Perhaps the most prevalent scenario in science in general is reconstructing a phenomenon that is not directly observable using the data that can be measured. In biology, for example, this occurs when computing an evolutionary alignment of homologous proteins, predicting the secondary structure of a folded RNA molecule, inferring a phylogeny for a collection of taxa, recovering the regulatory network for a set of genes, or assembling the DNA sequence for a genome. These tasks are almost always modeled as optimization problems, where the optimal solution is intended to correspond to the correct reconstruction. A crucial ingredient in any such model is the objective function, whose role is to select out the correct solution as one that maximizes or minimizes the objective function. This objective function usually comes from a family of parameterized functions, and the correctness of the model can critically depend on the choice of parameter values for the function. In practice, the question of how to determine the right values for a model's parameters is both difficult and ubiquitous: improved models that better reflect the underlying biology have many parameters, but yield worse results unless their parameters are set to correct values, yet painstakingly exploring the high-dimensional parameter space to find a correct setting quickly becomes impossible. The team is looking to implement new finding of an algorithm in the area of inverse parametric optimization that can efficiently learn correct parameter values for any linear problem, such as those biology problems noted. The system readily yields efficient software for inverse shortest paths, inverse spanning trees, maximum flow, maximum matching and maximum branching, all of which have linear objective function can optimized, enabling efficient model learning for a multitude of computer science applications.
The proposed work on inverse parametric optimization has extremely broad scientific impact in computer science and computational biology, as our techniques efficiently solve inverse optimization for any problem with a linear objective function. The PI will also create a new combined course that is an integral part of a new interdisciplinary degree program.
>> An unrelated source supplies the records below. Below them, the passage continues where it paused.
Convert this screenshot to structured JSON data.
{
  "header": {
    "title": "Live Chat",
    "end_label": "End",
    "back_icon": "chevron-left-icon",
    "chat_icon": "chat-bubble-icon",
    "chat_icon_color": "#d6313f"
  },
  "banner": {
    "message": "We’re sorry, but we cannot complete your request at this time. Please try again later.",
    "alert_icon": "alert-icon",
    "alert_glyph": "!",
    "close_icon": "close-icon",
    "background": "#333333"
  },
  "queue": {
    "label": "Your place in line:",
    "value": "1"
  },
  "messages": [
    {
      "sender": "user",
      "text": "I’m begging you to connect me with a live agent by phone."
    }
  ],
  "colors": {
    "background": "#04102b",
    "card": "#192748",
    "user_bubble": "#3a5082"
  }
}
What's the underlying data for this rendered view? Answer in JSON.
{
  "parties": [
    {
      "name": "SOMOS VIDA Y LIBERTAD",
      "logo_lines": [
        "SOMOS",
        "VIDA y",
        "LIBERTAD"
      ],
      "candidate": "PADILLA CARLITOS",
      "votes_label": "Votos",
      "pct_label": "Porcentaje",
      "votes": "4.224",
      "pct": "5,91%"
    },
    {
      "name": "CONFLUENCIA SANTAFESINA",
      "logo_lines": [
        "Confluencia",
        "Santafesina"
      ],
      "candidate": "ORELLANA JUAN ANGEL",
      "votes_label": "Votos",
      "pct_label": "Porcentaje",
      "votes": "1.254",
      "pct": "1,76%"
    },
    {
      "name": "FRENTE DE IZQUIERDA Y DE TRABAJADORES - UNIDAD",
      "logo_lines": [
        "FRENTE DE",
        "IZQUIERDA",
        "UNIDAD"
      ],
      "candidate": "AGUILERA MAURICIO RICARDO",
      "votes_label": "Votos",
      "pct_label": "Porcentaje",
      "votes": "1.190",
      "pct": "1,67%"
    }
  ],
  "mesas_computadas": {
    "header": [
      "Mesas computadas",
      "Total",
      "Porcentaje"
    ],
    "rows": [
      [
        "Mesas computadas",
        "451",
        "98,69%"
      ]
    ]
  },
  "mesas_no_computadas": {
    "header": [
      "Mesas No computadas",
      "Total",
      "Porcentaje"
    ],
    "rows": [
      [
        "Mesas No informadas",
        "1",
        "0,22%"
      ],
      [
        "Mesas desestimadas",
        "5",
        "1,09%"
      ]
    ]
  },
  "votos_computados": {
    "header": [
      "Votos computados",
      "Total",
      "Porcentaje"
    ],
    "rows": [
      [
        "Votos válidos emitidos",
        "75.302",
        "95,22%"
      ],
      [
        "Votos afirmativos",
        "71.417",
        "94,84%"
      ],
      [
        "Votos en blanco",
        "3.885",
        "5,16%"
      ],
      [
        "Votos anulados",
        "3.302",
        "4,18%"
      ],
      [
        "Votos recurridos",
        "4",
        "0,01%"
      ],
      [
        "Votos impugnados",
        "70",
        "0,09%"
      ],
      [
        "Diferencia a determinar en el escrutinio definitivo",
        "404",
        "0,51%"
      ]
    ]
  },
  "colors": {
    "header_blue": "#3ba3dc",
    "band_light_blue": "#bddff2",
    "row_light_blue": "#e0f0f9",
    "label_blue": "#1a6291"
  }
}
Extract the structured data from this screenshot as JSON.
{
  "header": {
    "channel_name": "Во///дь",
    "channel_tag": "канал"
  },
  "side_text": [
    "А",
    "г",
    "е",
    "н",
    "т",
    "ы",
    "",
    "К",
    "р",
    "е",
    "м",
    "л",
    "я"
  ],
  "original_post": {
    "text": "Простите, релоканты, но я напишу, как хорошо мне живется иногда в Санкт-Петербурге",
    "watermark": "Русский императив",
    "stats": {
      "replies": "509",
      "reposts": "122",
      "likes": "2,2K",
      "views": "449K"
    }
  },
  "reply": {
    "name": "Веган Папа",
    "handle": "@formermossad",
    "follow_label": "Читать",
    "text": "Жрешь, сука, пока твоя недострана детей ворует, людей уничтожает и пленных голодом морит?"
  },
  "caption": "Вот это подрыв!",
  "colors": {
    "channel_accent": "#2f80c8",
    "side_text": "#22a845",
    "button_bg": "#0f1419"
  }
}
This exploratory grant developed a prototype C++ software system for efficient, fully-general inverse parametric optimization of any model that is linear in its parameters. Inverse parametric optimization is the problem of finding values for the parameters of the objective function of an optimization model, given a set of examples of input-output pairs for the model, such that each output in the set is an optimal solution for its corresponding input under the objective function. To contrast this with standard optimization, the forward optimization problem is, given an input to the model and the objective function for the model, find an output for the input that is optimal under the objective function. On the other hand, the inverse optimization problem is, given both an input and an output to the model, find the objective function (in the sense of specifying parameter values for a general parameterized family of objective functions) that makes the output be an optimal solution for its input. In the language of machine learning, this learns values for the parameters of the optimization model from examples of solutions to the model. The C++ system implements the algorithm of Kececioglu and Kim for general inverse parametric optimization, which is guaranteed to efficiently find optimal parameter values for any optimization model whose objective function is linear in its parameters. The algorithm uses a reduction to the optimization problem known as linear programming, and the prototype software system has interfaces to the COIN-OR and CPLEX packages for solving the underlying linear programming instances. The prototype system currently handles so-called complete examples, and extensions are underway to handle partial examples. One graduate research assistant, Lisa Peairs, was supported on the award.